Un avion en pleine nuit, à son bord une vingtaine de parachutistes avec à leur tête un jeune lieutenant de vingt-six ans. Ces hommes s'apprêtent à sauter sur Dien Bien Phu alors que la bataille fait rage et que les Viet-minhs ont presque anéanti le camp retranché. Avant de sauter, le lieutenant laisse aller ses pensées et revient sur ce qui l'a poussé à monter dans cet avion alors que la situation est désespérée.
Jour après jour, il nous livre ses pensées au cœur de la bataille jusqu'au huitième jour. C'est un véritable retour sur soi, sur sa vie, qui nous fait comprendre petit à petit l'homme qu'il est devenu et le pourquoi de sa présence dans ce lieu où la mort guette à chaque instant.
Cette lecture a été une agréable découverte car je n'avais jusqu'à présent jamais lu un récit de guerre construit de cette façon. Les scènes de bataille sont très peu présentes et l'histoire se base plutôt sur les réflexions de ce soldat, sur sa vie d'avant et sa découverte de l'Indochine. Rarement dans mes précédentes lectures les pensées ont eu une place aussi importante et ce livre m'apporte en partie une réponse à une question que je me pose depuis longtemps : pourquoi des hommes, sachant qu'il n'y avait aucun espoir, ont quand même sauté dans la cuvette de Dien Bien Phu alors qu'ils savaient qu'ils avaient plus d'une chance sur deux de mourir ?
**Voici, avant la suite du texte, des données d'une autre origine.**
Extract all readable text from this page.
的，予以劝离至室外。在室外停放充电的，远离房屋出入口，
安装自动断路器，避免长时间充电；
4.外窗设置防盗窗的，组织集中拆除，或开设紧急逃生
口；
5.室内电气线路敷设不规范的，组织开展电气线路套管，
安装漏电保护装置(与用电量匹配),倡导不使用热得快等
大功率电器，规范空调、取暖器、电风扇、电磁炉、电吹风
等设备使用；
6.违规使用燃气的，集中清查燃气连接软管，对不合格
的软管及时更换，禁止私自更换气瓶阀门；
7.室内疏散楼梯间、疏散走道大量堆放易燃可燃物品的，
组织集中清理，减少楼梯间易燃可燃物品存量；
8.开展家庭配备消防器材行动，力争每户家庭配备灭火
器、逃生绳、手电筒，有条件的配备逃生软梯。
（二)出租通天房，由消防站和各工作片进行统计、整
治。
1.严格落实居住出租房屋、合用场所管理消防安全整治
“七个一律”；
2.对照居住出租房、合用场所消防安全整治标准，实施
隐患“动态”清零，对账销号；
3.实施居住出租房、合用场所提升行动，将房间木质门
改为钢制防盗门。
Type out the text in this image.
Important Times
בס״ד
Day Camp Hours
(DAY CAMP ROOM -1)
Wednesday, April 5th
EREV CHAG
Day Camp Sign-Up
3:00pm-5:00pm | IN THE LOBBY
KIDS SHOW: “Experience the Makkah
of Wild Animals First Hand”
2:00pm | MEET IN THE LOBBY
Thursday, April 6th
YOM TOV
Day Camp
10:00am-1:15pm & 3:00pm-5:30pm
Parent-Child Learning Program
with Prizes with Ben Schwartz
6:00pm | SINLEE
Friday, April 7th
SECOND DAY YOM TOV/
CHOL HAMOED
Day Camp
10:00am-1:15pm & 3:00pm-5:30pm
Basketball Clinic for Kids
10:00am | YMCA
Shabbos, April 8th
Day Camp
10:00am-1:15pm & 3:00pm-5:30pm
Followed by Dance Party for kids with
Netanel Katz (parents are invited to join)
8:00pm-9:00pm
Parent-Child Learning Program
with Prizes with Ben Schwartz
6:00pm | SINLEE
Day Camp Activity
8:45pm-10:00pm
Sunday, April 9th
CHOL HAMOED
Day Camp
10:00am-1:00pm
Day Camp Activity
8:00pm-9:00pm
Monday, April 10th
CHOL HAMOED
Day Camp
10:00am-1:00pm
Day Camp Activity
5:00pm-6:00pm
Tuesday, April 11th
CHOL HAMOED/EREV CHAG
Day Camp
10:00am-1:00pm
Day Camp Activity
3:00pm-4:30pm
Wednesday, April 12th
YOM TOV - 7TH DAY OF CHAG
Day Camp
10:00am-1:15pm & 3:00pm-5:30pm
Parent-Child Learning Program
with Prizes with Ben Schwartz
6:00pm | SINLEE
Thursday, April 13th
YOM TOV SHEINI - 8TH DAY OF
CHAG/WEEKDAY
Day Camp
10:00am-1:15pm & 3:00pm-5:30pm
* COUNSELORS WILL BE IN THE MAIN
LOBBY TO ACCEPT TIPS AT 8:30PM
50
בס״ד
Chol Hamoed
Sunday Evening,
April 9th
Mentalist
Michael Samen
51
D'autant plus que parmi ces soldats, certains qui étaient à quelques jours de rentrer en France, d'autres qui n'avaient jamais sauté en parachute ou ne s'étaient même jamais battus (des secrétaires, des soldats de l'intendance) se sont portés volontaires pour un combat perdu d'avance.
La lecture fut aussi une belle surprise, car je m'attendais à un récit de combats et je fus d'abord déboussolé par cette approche plutôt réflexive, j'allais même abandonner la lecture par déception. Mais j'ai continué et j'ai été très vite captivé par la vie de cet homme, happé par son destin. Arnaud de La Grange, à travers les yeux de son héros, en profite pour nous ouvrir les yeux sur l'absurdité des raisons qui ont poussé des généraux à livrer bataille à cet endroit mais surtout sur cet acharnement à rester sur place sans considération de la vie de leurs hommes. On comprend mieux, aussi, la fascination exercée par l'Indochine sur les Français et pourquoi il était impossible pour la France de se maintenir là-bas.
L'auteur nous plonge au milieu des combats où chaque homme lutte pour sa survie alors qu'il voit disparaître petit à petit ses camarades. Chaque jour constitue un chapitre, et chaque jour nous en apprenons plus sur l'homme et sur cette guerre lointaine qui ne concernait que des soldats engagés (pas d'appelés contrairement à l'Algérie) et intéressait peu les Français de métropole. On ressent l'angoisse de ces hommes, leur désarroi et leur souffrance devant la situation désespérée, mais aussi leur force et l'on comprend leur détachement face à la mort omniprésente.
C'est un beau roman, triste et poignant mais avec quelques moments de solidarité qui redonnent espoir en l'humanité. On ne connaîtra jamais le nom du lieutenant, ce qui en fait un bel hommage à tous ces soldats anonymes morts au combat pour des raisons aberrantes.